As he proceeds, Mr. Condron is not only amassing assets but further expanding Mellon's already-impressive distribution network. Dreyfus now distributes its mutual funds through "every single channel in the United States and we're building them in other countries around the world," said Mr. Condron.
Dreyfus is active in direct sales, third-party distribution through brokerage houses, banks and insurance companies, and in retirement programs. As a result, it has more than doubled gross sales of mutual funds over the last two years, according to Mr. Condron. Through July of this year, gross sales of funds stood at $9.5 billion, versus $4.5 billion for all of 1996.
The growth is evident to people doing business with Dreyfus.
"Dreyfus is one of the fastest-growing companies in our system," said Brendan Boyle, a senior vice president and director of mutual fund marketing at PaineWebber Inc., New York. And the funds are among the top sellers through the broker-dealer, he said.
Mr. Boyle attributes Dreyfus' success to good fund performance and the breadth of its products. A "terrific brand name" and the "ability to add value in distribution" by educating brokers have clearly helped Dreyfus, he said.
In a tribute to the strength of the Dreyfus name in the mutual fund marketplace, last July Mellon stamped the brand name on all its investment businesses.
That change made so much sense that some observers have wondered why it didn't happen sooner.
"Branding is a tricky thing," Mr. Condron said. "I wanted to make sure we could get it right."
He said that the change was designed to give all the investment businesses a common identity in the marketplace.
Several of the subsidiaries, including Boston Co. and Founders, retain their identities but are corralled under the Dreyfus name. Founders, for example, has made the Dreyfus lion part of its own logo.
The Dreyfus name and its ubiquitous lion symbol are indeed well known to investors. However, the name has been caught up in controversy in recent months, stemming from an investigation of alleged personal trading abuses by a fund manager, Michael L. Schonberg. Mr. Schonberg is accused of putting his own personal gain ahead of shareholders' interests in the two Dreyfus funds he managed and has been suspended pending an investigation. The investigation is ongoing and Mr. Condron declined to comment, citing pending shareholder lawsuits.
Meanwhile, Mellon, like all fund managers, is contending with turmoil in financial markets. But Mr. Condron professes to be unfazed.
"We're long-term players," he said. "The beauty of our franchise is that 37% of our assets are in equities and 53% in fixed income." As a result, he said, Dreyfus can provide a safe haven when the equity markets are volatile.

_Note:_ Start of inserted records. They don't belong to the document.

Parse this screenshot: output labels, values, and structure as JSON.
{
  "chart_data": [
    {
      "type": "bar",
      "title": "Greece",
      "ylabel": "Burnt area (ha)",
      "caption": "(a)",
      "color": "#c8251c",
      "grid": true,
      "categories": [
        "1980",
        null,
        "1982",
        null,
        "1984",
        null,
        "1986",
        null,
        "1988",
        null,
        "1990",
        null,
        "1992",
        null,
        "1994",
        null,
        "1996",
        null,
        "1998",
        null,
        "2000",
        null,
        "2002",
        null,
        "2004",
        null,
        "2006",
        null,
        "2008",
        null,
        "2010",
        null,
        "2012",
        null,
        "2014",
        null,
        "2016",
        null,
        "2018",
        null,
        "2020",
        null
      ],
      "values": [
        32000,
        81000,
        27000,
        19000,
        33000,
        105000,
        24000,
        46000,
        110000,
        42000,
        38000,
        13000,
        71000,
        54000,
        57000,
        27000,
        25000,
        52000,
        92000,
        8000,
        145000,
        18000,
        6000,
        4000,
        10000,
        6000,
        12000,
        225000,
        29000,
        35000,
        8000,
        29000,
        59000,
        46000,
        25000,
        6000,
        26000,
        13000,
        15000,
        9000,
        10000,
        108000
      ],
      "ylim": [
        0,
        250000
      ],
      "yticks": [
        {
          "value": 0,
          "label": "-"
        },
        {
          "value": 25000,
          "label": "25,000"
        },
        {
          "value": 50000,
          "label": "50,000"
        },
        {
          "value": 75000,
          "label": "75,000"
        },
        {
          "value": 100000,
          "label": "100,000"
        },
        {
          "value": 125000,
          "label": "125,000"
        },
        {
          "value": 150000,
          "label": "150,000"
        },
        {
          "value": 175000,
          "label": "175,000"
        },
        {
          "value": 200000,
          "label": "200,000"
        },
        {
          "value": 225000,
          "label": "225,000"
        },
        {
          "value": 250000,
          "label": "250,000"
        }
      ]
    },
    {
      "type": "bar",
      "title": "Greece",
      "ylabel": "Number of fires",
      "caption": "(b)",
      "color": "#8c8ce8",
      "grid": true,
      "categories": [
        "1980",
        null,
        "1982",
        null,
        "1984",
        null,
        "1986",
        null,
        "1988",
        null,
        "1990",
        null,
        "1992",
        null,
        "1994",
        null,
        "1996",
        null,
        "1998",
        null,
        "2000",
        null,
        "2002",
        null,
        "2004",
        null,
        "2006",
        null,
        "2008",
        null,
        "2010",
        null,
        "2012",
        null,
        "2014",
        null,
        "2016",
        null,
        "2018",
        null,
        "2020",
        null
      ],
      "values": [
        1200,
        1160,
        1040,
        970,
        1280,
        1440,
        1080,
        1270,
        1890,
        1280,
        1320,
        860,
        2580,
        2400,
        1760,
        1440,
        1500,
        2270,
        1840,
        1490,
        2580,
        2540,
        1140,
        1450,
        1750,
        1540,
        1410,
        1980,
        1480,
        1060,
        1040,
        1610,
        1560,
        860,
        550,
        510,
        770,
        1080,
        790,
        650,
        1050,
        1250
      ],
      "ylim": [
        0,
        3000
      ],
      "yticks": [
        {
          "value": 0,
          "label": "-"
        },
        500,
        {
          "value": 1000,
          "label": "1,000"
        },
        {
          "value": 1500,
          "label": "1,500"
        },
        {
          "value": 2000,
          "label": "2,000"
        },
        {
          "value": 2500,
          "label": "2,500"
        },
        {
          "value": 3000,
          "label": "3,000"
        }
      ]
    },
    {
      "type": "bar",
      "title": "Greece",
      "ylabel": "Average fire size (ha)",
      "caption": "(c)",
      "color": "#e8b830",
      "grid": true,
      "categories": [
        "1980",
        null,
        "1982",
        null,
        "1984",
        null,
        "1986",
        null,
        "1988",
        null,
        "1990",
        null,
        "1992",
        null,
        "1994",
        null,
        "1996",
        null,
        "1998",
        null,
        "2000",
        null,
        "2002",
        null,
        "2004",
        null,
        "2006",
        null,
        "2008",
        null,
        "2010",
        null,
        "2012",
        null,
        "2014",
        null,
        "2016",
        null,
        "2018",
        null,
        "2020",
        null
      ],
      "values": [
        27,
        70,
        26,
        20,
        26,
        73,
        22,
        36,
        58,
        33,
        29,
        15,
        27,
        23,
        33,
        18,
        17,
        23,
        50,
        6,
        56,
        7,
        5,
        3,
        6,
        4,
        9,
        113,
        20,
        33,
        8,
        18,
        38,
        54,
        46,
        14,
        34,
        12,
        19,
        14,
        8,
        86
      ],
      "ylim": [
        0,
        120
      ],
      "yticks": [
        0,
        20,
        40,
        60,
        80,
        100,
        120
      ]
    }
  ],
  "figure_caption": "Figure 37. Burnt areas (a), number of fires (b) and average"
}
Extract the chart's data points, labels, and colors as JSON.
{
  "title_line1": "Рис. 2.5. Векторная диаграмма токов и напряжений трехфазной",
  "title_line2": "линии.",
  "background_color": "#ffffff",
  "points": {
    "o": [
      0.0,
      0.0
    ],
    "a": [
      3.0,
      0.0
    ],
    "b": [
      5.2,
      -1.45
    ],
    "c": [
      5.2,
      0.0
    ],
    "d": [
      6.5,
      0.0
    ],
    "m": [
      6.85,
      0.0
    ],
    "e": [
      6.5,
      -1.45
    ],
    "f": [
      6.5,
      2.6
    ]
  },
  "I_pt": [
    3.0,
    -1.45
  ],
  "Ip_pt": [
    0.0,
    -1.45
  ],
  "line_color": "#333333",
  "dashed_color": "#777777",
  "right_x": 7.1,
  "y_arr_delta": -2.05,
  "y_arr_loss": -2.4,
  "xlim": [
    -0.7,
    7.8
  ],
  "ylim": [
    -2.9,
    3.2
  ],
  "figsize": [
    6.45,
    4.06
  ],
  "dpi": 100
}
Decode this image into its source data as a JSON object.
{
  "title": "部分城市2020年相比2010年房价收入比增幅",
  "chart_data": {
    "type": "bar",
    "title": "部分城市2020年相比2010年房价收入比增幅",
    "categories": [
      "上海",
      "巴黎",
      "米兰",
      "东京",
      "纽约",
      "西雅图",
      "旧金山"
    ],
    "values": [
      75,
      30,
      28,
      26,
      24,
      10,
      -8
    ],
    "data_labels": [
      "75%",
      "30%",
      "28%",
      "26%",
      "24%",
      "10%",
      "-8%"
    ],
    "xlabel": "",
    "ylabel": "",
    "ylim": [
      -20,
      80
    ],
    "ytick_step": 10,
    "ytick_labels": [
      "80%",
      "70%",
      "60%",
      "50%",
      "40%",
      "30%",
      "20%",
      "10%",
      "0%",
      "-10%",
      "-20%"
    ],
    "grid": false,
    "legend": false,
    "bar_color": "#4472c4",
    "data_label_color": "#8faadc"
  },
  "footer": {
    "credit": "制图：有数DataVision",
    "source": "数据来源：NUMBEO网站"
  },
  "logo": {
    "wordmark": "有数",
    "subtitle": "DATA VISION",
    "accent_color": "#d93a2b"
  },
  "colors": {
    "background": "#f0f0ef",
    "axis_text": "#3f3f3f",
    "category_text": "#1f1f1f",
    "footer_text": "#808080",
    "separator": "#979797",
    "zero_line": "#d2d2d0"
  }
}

Dreyfus has long been criticized for its "below-average equity component," said Michael Mayo, a bank stock analyst with C.S. First Boston. "It's ironic that that criticism would become an area of strength."
In Mr. Condron's view, the international expansion should only strengthen the company's ability to withstand gyrating markets.
"A correction in one market or another will be balanced by our diversification into other markets," he said.